Following the publication in the English press of corruption allegations concerning two members of the FIFA Executive Committee, the flood of revelations does not dry up. It appears that it is not two but several members of the Executive Committee who may have indulged in questionable behavior, including irregularities in relation with the granting by FIFA of marketing and retransmission rights.
These allegations are not proven. However the description of the modus operandi is only too familiar to those engaged in fighting corruption. Fictitious contracts providing for substantial payments without any identifiable consideration; corporations, foundations or establishments in tax havens, without no offices or staff, and the only tangible reality of which resides in a few binders in the office of an obliging intermediary.
FIFA's integrity and credibility, already shaken in the past, have been badly tarnished and the reputational damage suffered by FIFA these last weeks is considerable. It threatens to extend to other sports associations and to the whole of Switzerland which is their home and whose citizens often have key positions in them.

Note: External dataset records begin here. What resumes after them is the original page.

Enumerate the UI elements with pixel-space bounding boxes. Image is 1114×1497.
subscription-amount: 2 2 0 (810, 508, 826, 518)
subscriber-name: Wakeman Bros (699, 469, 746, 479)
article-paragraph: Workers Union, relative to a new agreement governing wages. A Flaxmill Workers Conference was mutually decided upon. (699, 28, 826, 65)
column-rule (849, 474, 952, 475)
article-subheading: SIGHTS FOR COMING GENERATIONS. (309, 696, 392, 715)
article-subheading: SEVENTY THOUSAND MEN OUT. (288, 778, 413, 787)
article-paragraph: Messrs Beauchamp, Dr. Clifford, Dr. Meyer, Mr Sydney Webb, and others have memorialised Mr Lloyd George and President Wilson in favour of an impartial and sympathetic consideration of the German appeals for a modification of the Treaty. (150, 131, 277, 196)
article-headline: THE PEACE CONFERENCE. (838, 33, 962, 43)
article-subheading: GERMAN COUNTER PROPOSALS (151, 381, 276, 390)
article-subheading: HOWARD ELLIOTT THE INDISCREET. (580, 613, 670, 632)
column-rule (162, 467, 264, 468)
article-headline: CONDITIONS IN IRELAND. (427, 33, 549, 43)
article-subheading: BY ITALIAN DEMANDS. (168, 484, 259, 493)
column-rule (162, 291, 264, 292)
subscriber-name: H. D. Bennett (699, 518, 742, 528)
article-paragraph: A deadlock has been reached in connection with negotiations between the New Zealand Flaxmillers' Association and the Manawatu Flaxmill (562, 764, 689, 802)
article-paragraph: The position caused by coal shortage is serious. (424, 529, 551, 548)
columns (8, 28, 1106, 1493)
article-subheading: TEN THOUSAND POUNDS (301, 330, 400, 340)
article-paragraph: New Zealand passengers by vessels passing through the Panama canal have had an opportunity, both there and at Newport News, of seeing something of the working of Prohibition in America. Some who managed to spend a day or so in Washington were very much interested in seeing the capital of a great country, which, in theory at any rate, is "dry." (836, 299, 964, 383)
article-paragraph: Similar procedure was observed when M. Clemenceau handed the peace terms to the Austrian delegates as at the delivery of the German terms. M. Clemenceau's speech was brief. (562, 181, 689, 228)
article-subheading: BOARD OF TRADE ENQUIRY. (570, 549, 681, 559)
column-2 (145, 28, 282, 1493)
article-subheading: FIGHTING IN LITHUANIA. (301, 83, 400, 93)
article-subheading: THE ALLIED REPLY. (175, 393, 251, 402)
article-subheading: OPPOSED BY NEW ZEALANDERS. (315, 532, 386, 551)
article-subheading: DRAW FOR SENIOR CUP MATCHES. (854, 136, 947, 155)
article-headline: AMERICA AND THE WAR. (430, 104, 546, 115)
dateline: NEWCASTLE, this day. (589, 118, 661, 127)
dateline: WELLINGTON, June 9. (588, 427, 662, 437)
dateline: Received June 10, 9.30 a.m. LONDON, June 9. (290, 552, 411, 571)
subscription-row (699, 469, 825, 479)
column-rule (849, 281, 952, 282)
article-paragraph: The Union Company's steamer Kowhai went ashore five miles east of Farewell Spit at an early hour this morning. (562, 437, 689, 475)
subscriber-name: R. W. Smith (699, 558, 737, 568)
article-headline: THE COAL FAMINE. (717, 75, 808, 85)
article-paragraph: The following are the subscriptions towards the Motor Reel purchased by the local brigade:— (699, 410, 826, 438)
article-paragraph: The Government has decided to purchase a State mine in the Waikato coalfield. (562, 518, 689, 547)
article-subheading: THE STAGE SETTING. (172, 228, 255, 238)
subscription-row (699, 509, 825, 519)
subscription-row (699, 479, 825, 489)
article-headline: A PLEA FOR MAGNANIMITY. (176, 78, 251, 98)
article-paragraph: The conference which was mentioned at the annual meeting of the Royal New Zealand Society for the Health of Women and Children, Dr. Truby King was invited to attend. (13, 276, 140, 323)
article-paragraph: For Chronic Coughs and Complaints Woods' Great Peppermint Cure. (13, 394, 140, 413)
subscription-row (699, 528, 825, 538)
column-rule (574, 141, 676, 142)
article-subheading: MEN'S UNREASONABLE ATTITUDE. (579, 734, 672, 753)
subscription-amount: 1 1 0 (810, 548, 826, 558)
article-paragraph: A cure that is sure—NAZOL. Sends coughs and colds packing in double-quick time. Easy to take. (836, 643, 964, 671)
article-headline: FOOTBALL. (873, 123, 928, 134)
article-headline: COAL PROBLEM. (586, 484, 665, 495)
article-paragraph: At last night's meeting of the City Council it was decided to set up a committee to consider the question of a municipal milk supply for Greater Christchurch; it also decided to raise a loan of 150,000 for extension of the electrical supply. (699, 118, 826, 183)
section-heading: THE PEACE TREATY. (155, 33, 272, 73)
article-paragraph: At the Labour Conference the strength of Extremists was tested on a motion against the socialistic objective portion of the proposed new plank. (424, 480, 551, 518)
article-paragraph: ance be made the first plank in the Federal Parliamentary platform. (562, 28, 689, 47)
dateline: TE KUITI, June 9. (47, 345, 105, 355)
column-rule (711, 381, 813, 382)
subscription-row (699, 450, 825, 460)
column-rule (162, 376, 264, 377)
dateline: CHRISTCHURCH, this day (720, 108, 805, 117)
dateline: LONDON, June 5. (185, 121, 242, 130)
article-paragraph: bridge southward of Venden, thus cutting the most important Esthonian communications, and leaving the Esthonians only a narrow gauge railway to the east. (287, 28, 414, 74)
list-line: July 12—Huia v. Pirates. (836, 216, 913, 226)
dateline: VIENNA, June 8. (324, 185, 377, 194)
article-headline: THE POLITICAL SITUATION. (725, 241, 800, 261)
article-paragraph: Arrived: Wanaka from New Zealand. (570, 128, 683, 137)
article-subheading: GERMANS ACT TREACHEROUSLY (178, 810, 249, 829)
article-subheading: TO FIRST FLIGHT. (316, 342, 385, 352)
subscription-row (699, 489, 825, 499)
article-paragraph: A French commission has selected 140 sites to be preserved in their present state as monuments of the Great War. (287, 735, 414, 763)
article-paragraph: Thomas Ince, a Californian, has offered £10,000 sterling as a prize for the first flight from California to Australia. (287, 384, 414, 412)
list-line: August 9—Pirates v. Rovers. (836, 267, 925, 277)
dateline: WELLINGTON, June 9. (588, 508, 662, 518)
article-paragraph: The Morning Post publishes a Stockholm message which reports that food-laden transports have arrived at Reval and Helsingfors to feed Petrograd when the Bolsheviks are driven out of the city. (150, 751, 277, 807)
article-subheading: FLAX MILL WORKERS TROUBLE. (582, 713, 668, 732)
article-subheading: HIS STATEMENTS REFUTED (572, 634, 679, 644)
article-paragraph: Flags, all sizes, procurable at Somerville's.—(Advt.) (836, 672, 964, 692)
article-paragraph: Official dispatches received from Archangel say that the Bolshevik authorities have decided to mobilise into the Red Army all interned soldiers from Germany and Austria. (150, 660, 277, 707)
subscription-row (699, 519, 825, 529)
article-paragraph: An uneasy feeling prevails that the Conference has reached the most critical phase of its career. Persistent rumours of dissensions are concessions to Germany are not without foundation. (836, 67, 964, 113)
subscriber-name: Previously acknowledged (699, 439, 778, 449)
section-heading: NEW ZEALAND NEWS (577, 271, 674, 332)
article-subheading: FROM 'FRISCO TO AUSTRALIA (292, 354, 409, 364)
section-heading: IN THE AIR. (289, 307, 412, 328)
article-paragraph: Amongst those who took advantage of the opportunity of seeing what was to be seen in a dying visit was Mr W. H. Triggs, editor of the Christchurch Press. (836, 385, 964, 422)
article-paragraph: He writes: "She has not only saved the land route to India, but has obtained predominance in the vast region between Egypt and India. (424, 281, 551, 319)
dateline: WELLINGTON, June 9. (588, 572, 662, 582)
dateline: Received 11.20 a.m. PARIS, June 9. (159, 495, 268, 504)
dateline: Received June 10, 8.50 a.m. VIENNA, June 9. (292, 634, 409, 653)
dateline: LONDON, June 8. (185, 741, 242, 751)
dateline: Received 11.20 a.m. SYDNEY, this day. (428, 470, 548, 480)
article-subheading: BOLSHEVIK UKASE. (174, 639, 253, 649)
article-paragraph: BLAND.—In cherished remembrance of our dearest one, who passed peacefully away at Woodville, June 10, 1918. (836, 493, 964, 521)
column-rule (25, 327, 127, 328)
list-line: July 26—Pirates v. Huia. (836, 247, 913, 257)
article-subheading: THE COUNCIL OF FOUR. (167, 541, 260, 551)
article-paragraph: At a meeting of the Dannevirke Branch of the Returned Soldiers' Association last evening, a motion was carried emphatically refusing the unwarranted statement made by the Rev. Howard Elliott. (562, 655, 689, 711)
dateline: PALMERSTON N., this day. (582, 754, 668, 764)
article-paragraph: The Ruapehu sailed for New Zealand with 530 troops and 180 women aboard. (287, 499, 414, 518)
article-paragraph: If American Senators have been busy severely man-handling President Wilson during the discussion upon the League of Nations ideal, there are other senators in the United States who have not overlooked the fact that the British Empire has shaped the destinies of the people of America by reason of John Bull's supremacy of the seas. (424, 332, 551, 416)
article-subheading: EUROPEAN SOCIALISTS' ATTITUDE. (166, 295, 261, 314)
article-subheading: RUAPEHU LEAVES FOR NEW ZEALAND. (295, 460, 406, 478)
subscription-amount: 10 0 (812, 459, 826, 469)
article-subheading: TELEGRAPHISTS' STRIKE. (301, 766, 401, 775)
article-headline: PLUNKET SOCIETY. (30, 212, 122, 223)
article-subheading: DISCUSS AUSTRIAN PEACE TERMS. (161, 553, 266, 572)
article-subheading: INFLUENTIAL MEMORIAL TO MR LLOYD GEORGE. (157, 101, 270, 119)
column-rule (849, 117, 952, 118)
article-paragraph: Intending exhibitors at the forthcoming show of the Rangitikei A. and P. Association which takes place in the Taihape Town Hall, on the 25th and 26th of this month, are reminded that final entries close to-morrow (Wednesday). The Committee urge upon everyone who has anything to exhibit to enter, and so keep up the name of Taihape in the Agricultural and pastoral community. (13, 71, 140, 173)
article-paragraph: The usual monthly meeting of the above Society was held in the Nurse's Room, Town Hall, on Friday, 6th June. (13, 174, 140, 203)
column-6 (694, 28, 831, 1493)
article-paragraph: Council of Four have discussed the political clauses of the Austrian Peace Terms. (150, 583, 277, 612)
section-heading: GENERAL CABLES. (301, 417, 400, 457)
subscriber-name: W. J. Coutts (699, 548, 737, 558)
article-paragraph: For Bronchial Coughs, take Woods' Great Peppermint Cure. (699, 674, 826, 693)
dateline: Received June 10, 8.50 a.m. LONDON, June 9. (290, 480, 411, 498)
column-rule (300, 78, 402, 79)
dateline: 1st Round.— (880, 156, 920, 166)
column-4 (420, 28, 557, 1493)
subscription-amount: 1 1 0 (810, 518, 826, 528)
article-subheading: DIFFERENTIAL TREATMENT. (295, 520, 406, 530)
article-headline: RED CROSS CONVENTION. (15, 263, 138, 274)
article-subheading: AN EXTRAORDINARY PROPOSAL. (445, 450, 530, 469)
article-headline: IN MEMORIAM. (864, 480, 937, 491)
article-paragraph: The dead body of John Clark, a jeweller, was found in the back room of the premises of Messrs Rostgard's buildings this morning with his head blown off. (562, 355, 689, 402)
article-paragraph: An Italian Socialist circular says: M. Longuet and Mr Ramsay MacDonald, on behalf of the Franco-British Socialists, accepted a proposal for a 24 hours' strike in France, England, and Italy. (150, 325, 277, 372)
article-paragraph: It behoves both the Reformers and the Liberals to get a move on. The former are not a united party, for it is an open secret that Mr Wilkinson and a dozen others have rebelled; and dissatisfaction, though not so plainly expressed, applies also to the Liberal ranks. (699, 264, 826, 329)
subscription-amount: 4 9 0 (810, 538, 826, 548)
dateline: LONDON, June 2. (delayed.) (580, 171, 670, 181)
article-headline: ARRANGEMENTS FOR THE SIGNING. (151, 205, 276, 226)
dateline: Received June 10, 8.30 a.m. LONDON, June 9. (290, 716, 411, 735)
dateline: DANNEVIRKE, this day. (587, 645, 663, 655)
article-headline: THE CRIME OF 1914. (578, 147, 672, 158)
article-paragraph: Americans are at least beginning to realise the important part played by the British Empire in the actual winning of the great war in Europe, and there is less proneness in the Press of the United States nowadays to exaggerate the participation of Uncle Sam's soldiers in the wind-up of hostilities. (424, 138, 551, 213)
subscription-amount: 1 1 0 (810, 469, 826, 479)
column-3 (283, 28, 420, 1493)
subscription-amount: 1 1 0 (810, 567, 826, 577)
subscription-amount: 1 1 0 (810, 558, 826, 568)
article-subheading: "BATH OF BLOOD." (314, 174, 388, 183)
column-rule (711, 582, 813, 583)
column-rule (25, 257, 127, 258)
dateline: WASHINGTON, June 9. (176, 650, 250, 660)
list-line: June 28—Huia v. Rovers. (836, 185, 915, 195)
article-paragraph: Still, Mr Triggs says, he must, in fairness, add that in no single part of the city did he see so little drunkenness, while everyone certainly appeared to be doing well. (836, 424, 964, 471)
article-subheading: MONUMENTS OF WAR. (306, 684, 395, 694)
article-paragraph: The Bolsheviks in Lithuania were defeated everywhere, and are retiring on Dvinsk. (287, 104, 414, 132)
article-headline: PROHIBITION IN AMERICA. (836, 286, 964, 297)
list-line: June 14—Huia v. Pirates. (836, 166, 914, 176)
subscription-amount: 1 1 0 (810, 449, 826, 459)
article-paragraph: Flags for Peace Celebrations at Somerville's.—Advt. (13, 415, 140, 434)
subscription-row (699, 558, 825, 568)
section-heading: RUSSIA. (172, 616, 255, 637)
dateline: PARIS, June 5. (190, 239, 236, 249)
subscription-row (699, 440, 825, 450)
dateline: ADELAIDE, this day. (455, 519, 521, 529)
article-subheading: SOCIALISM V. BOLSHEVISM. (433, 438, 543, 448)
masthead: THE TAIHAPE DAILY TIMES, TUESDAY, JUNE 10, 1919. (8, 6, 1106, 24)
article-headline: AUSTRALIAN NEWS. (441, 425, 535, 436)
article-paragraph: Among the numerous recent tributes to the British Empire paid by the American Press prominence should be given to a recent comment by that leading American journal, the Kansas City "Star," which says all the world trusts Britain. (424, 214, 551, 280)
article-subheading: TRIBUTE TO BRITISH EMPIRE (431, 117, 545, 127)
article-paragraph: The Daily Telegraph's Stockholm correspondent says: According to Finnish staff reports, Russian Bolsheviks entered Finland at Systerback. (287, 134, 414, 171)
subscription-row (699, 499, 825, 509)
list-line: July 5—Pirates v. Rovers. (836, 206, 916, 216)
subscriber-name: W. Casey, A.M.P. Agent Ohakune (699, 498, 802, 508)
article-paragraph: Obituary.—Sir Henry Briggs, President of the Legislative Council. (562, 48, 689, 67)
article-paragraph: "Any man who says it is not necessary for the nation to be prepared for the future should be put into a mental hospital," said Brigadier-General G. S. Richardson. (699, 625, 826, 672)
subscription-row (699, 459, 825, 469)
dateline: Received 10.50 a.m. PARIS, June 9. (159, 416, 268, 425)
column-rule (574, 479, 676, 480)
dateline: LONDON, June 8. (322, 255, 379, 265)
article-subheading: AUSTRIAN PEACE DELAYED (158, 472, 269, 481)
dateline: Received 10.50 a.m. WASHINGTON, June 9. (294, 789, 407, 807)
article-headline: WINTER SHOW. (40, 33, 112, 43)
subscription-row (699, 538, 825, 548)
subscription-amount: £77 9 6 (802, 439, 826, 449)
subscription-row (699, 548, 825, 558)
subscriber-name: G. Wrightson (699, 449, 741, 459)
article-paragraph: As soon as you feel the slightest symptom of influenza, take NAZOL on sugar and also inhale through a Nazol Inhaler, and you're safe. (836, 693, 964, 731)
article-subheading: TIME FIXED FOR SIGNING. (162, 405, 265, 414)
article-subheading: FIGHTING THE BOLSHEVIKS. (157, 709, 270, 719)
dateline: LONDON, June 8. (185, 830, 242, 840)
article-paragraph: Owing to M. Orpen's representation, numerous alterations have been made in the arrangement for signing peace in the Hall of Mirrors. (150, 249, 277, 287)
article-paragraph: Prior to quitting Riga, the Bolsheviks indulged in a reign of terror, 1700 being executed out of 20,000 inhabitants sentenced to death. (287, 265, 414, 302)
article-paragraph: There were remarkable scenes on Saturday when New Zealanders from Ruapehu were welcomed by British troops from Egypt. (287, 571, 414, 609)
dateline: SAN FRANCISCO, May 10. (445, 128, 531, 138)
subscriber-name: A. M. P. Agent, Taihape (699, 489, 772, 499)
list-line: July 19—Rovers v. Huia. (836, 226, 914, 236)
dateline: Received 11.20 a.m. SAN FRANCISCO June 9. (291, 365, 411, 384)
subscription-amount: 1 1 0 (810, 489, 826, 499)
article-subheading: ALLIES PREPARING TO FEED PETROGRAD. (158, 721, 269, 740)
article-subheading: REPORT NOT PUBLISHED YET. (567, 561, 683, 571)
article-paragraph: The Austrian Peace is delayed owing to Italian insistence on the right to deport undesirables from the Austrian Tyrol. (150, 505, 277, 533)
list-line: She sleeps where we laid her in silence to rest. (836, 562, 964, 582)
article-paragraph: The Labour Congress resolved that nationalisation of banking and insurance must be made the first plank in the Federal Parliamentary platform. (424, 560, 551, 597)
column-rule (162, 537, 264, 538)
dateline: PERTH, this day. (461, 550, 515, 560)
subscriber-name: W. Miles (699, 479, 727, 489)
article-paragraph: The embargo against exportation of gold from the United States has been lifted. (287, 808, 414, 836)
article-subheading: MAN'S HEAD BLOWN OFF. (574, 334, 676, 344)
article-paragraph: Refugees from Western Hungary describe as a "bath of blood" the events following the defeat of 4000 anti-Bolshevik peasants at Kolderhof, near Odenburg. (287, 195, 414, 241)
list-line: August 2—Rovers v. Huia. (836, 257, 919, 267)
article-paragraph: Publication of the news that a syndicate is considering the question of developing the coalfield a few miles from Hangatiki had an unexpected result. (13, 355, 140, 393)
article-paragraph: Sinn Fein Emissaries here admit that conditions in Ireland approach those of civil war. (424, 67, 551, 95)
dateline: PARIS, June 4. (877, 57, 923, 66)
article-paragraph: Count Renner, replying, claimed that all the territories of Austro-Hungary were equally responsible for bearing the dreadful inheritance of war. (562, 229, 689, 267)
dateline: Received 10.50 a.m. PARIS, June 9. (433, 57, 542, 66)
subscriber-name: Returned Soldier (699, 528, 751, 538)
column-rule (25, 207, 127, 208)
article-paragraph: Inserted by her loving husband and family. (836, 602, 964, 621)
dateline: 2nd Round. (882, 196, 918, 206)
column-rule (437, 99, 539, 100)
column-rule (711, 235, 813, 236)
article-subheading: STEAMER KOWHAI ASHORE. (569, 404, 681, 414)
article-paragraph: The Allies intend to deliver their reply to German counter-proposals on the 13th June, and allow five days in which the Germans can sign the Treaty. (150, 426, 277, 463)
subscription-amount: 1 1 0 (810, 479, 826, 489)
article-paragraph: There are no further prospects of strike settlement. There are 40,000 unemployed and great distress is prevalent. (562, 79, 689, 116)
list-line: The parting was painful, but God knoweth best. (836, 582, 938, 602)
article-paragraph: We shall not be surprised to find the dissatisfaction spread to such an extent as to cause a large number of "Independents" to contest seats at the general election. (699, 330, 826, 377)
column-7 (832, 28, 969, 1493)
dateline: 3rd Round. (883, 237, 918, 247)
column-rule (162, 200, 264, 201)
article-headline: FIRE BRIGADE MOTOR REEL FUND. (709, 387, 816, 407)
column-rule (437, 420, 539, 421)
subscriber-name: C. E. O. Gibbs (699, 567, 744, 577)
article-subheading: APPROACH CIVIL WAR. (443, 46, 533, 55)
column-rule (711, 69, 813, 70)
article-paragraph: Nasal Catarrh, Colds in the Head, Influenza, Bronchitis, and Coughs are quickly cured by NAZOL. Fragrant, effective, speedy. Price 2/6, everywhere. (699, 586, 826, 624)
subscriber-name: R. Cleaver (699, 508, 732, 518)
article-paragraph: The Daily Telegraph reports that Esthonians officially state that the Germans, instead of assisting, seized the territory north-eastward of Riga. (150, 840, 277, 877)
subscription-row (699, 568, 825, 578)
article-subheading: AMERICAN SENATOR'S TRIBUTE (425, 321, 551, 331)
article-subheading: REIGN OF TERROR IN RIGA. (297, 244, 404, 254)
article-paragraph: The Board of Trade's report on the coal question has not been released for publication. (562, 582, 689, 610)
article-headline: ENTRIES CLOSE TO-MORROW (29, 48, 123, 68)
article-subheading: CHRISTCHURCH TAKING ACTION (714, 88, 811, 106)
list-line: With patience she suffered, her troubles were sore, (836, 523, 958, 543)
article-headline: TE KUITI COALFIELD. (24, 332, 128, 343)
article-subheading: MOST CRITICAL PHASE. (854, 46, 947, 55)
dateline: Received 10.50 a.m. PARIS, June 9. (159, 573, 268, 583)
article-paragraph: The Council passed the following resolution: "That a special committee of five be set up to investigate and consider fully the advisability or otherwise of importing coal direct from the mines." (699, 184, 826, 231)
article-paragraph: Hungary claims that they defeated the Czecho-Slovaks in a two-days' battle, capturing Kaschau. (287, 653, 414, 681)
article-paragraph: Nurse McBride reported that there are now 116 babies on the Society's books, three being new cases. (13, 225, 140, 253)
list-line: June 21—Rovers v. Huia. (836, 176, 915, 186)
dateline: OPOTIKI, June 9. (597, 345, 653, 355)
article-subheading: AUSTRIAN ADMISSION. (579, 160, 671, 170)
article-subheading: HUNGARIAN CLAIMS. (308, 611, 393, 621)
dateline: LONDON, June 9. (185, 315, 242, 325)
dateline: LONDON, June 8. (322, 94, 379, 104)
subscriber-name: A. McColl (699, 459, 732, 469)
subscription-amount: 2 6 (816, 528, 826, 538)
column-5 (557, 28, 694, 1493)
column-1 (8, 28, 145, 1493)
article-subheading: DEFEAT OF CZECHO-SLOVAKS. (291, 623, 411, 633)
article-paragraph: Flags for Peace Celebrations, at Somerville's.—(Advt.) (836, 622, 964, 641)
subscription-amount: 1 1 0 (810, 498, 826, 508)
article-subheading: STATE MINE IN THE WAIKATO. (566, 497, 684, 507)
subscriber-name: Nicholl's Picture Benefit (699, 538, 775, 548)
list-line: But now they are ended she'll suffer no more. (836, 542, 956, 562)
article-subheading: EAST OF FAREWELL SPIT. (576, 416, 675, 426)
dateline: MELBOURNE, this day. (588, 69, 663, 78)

Faced with this situation, the Swiss chapter of Transparency International, the global civil society organization fighting corruption, believes that the following measures must be taken:
- The awarding of the 2018 and 2022 football World Cup, foreseen to take place on 2 December 2010, must be postponed until all light has been shed on the allegations published in the press; these have cast such discredit on FIFA's processes that a decision under these circumstances would only fan the controversy:
- An investigation must be conducted by an independent body in order to establish the facts; FIFA's Ethics Committee does not seem to present the required degree of independence; furthermore, the body conducting the investigation must have extensive investigative powers in order to be able to establish the whole truth;
- The legal status of associations, including sports associations based in Switzerland must be clarified; it is indeed not clear to what extent these associations are subject to the Swiss law provisions on corruption; it must be clarified that they may be prosecuted in Switzerland for acts of corruption in relation with their activity without limitation; the legislative changes and the international conventions which may be needed in this respect must be initiated without delay.